An industrial design which is contrary to public order or public morality is not registrable – Section 2(4)

The rights conferred by registration are not applicable to acts in respect of articles which have been put on the market in any country by the registered owner or with the registered owner's consent – Section 9(3)

A licence contract is of no legal effect against third parties until it has been recorded in accordance with this section (Section 14) – Section 14(2)

==Other provisions==
The creator shall be named the creator in the registration of the industrial design unless the creator indicates in a special written declaration signed by the creator and addressed to the Registrar that the creator does not wish to be named. A promise or an undertaking by the creator made to any person to the effect that the creator will make a declaration referred to in subsection (1) is void. – Section 4

Where the Registrar is satisfied that the industrial design is not registrable the Registrar shall refuse the application. – Section 8(2)

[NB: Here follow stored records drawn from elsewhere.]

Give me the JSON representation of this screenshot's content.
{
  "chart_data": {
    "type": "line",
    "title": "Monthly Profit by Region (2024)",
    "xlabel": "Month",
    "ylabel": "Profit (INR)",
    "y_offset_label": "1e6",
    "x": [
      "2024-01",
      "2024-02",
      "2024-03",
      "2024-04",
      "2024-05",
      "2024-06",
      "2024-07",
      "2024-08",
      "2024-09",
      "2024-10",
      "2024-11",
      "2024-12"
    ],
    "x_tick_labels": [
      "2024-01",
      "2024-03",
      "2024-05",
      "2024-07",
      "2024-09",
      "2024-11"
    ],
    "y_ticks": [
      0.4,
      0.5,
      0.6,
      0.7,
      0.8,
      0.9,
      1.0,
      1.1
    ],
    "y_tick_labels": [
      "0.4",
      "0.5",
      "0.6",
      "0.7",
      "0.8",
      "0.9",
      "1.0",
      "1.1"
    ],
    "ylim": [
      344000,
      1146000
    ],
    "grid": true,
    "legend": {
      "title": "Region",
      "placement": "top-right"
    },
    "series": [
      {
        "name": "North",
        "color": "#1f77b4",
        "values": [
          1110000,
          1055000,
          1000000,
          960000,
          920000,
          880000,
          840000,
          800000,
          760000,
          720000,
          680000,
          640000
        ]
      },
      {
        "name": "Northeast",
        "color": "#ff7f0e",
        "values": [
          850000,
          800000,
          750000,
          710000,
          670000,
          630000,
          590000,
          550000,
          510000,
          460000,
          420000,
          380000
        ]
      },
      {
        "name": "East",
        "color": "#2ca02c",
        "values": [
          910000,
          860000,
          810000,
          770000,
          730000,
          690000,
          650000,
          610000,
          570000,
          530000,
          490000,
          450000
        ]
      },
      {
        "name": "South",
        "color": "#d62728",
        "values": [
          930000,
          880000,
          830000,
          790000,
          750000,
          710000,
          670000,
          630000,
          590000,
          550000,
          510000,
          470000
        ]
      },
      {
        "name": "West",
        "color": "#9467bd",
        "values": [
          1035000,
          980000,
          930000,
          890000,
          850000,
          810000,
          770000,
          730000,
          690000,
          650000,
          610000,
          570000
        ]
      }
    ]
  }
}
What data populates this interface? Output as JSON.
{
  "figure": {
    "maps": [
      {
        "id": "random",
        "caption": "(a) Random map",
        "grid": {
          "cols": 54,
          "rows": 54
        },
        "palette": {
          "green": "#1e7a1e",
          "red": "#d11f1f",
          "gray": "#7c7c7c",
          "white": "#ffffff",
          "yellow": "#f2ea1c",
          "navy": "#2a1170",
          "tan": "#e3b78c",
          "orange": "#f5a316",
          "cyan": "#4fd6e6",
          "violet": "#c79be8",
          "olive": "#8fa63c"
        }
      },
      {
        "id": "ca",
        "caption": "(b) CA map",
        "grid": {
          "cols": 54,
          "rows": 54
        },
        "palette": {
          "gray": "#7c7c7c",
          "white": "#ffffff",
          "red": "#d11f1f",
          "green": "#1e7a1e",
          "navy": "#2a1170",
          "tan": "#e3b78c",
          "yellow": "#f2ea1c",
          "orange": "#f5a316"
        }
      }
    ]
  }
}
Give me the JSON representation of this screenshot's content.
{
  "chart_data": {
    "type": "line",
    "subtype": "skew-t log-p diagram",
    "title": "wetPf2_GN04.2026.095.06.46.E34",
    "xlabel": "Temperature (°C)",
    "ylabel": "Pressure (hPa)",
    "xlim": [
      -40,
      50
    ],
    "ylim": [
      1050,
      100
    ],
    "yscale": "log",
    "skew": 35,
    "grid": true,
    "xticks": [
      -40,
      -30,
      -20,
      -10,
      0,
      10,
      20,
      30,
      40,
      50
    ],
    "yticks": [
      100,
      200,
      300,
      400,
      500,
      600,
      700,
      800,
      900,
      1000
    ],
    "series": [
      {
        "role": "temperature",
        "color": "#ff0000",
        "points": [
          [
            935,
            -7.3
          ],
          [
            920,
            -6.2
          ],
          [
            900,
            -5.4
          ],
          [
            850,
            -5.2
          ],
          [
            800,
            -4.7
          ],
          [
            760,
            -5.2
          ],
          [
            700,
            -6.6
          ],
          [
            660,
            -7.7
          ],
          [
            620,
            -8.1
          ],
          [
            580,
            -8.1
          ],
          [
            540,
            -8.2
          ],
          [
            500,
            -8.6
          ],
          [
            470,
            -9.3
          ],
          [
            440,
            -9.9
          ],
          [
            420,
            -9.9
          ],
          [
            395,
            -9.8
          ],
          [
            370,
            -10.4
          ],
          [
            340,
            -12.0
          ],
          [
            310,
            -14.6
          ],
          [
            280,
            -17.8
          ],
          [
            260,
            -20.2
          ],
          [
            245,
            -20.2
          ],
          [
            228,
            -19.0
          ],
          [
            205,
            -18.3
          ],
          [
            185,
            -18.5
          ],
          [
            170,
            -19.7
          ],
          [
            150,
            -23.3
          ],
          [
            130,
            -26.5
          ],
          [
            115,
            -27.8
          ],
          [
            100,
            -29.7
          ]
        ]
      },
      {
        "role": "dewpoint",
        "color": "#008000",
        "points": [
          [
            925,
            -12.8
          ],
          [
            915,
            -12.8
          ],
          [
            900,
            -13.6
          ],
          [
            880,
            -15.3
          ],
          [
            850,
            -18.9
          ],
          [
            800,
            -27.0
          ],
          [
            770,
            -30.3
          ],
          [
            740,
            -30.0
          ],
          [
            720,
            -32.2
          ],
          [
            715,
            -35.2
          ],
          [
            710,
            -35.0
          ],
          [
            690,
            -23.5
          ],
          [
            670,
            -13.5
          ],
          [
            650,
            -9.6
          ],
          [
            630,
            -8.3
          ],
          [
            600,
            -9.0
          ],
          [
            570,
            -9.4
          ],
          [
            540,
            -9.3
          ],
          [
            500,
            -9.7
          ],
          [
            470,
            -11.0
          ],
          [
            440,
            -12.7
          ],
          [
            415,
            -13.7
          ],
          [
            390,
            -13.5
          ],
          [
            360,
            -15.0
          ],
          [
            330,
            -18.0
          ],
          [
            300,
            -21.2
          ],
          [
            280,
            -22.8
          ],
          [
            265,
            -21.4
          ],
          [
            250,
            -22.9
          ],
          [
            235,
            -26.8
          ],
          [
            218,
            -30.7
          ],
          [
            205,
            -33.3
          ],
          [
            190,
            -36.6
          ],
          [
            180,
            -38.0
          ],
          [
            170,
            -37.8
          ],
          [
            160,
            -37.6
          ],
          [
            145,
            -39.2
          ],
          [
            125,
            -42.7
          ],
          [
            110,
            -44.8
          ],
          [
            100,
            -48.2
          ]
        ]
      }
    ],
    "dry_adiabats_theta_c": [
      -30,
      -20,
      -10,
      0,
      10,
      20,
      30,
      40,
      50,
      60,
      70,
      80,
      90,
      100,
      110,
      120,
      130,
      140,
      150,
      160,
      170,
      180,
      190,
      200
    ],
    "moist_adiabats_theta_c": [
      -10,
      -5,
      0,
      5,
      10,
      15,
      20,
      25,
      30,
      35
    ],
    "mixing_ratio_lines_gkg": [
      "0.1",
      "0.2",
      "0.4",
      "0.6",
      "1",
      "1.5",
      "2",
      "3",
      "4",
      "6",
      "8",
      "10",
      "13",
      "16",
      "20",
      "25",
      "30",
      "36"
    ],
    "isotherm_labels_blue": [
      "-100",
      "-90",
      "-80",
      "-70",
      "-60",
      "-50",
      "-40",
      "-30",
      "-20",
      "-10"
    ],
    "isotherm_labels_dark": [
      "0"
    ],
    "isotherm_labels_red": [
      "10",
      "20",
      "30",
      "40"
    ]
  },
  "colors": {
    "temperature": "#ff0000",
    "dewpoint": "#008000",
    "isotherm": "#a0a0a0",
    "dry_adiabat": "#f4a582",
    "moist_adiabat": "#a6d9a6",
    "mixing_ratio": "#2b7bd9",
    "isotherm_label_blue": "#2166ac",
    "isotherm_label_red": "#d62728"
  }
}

The exploitation of a registered industrial design by persons other than the registered owner shall require the consent of the owner. – Section 9(1)

==Implementation==
Although the Industrial Designs Act, 2003 (ACT 660) has been in force up to date, it is still in the development stage and has yet to fully develop. Although Ghana has the ACT 660, the implementing regulations have not yet passed. Accordingly, currently the Registry only accepts and processes applications relating to textiles designs. All other designs are not registrable in Ghana by way of national filings pending the implementations of regulations. Although Ghana has acceded to the Hague Agreement Concerning the International Deposit of Industrial Designs, ACT 660 does not provide for the implementation of the Hague registration system, so the position in regard to such registration is not clear.